Wahai orang-orang yang beriman, jadilah kamu orang yang benar-benar penegak keadilan, menjadi saksi karena Allah biarpun terhadap dirimu sendiri atau ibu bapa dan kaum kerabatmu. jika ia Kaya ataupun miskin, Maka Allah lebih tahu kemaslahatannya. Maka janganlah kamu mengikuti hawa nafsu karena ingin menyimpang dari kebenaran. dan jika kamu memutar balikkan (kata-kata) atau enggan menjadi saksi, Maka Sesungguhnya Allah adalah Maha mengetahui segala apa yang kamu kerjakan. (QS. An-Nisaa’ : 135)

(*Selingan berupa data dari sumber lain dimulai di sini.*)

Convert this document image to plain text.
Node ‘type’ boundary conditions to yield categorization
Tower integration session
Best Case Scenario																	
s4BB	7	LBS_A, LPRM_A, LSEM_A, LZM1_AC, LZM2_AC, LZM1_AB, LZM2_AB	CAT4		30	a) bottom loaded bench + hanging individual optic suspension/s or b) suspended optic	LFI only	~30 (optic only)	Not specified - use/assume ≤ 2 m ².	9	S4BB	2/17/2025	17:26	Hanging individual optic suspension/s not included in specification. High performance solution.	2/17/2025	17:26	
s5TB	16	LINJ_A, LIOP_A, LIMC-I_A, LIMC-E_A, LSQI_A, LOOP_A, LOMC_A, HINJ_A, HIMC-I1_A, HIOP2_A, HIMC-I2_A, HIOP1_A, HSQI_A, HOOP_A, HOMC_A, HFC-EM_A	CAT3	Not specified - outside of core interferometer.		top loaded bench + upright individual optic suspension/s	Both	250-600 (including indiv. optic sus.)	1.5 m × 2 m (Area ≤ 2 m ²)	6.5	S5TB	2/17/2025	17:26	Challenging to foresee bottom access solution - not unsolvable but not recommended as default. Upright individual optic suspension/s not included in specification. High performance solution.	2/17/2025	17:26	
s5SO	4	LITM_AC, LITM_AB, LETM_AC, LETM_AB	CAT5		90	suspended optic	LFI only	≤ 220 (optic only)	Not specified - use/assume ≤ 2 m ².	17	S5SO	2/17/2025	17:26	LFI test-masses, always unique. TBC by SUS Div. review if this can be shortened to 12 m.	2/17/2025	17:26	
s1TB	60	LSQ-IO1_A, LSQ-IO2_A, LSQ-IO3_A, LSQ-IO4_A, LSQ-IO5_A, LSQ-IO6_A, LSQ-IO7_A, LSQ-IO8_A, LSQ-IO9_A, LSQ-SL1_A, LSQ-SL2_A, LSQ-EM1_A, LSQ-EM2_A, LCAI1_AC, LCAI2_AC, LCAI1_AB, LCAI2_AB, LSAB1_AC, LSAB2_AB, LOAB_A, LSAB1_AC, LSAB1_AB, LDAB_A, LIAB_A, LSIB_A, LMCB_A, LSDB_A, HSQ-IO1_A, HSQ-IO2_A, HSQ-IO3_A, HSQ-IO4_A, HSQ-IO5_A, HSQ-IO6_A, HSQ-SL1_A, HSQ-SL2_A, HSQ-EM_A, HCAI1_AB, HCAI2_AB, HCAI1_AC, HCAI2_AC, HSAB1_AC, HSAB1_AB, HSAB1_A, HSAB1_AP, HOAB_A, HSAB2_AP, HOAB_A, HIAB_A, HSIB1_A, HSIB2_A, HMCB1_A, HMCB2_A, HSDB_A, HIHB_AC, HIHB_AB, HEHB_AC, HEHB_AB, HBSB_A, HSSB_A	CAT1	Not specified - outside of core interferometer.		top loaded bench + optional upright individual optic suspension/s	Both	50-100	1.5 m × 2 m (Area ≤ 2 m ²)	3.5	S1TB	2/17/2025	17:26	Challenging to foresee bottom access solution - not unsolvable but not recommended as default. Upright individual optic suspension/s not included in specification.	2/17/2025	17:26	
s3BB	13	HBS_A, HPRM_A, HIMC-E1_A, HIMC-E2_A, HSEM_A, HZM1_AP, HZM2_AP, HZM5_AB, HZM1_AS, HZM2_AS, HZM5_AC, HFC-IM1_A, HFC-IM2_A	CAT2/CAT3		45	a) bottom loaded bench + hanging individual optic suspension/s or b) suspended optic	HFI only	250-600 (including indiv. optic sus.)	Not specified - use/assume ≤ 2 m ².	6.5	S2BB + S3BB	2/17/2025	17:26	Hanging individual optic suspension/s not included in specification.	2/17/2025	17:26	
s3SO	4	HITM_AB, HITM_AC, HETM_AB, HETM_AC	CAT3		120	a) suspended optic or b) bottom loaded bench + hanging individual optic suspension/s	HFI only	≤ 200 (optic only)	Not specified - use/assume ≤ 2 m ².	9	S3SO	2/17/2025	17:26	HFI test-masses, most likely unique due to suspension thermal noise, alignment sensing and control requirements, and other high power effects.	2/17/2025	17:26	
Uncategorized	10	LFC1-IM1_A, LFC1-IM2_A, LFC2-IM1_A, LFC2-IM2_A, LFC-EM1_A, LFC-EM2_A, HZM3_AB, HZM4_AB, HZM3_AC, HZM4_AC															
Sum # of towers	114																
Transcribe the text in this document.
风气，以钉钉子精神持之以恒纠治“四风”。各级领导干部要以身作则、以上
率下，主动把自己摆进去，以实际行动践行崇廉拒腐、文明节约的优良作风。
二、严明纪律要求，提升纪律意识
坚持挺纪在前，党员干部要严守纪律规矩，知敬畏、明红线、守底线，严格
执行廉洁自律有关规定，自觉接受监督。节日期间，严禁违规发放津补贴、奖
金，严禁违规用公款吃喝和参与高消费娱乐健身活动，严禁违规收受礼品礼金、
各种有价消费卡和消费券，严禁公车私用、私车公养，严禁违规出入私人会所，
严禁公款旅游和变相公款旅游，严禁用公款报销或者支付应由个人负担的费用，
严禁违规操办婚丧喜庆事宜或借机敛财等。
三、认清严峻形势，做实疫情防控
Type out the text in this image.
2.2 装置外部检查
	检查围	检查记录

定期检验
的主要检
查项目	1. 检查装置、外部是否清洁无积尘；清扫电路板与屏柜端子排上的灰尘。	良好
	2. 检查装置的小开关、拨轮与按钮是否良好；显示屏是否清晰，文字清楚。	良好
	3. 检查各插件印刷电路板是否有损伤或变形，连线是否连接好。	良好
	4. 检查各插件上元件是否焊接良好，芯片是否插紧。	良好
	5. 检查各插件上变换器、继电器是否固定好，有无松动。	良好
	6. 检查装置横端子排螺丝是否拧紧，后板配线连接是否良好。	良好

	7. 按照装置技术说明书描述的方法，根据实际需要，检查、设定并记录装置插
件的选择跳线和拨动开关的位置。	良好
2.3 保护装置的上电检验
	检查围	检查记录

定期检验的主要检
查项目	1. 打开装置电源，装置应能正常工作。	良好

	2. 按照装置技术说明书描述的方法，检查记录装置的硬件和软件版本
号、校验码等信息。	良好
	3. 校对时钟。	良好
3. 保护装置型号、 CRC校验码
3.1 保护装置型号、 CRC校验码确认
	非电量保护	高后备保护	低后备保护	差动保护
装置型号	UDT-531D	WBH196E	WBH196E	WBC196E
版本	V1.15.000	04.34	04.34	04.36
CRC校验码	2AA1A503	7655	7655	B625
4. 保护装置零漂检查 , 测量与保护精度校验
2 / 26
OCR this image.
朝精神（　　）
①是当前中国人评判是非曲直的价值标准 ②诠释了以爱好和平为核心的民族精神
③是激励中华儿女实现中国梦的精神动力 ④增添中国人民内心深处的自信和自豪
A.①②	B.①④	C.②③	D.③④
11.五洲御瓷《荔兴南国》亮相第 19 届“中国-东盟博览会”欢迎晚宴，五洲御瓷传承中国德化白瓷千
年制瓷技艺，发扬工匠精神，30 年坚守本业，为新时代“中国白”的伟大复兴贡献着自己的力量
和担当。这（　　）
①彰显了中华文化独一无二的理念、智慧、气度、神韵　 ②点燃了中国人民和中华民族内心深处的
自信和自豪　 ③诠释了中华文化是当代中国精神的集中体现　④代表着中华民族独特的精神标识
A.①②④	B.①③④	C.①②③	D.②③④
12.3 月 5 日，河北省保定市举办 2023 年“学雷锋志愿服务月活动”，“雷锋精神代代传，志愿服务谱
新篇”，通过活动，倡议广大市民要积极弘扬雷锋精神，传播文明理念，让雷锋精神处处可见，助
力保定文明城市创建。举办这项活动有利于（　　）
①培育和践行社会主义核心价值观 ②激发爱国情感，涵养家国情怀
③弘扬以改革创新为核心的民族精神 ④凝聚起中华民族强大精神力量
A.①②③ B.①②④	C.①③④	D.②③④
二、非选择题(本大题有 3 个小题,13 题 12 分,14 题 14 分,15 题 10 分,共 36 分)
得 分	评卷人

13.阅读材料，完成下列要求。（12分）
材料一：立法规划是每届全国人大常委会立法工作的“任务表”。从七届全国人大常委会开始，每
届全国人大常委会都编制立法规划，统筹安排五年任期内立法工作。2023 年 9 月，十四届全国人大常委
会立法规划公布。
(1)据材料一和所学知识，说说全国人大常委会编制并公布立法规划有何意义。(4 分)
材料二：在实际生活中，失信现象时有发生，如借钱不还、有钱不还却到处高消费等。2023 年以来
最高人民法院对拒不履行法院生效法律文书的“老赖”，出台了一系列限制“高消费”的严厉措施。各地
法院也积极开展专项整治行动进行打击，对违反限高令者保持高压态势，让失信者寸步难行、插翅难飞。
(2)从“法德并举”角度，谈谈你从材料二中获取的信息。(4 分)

Jadikanlah kalian orang-orang yang memberikan kesaksian karena Allah Ta’ala, seperti dengan jalan memeriksa kebenaran yang diridhai oleh Allah dan memerintahkannya tanpa pilih kasih terhadap  seseorang, meski kesaksian itu merugikan kalian sendiri.

Apabila pihak yang diberi kesaksian yang merugikan dirinya dari kaum kerabat dan lain-lain itu kaya atau msikin, maka sesungguhnya Allah lebih mengetahui kemaslahatannya, dan syari’at-Nya lebih berhak untuk diikuti. Oleh karena itu, berhati-hatilah agar jangan sampai kalian pilih kasih terhadap orang kayak arena tamak kepada kebaikannya dan takut kepada kejahatannya, jangan pula terhadap orang miskin Karena kasihan kepadanya.

Janganlah kalian mengikuti hawa nafsu, agar kalian tidak menyimpang dari yang haq kepada yang batil.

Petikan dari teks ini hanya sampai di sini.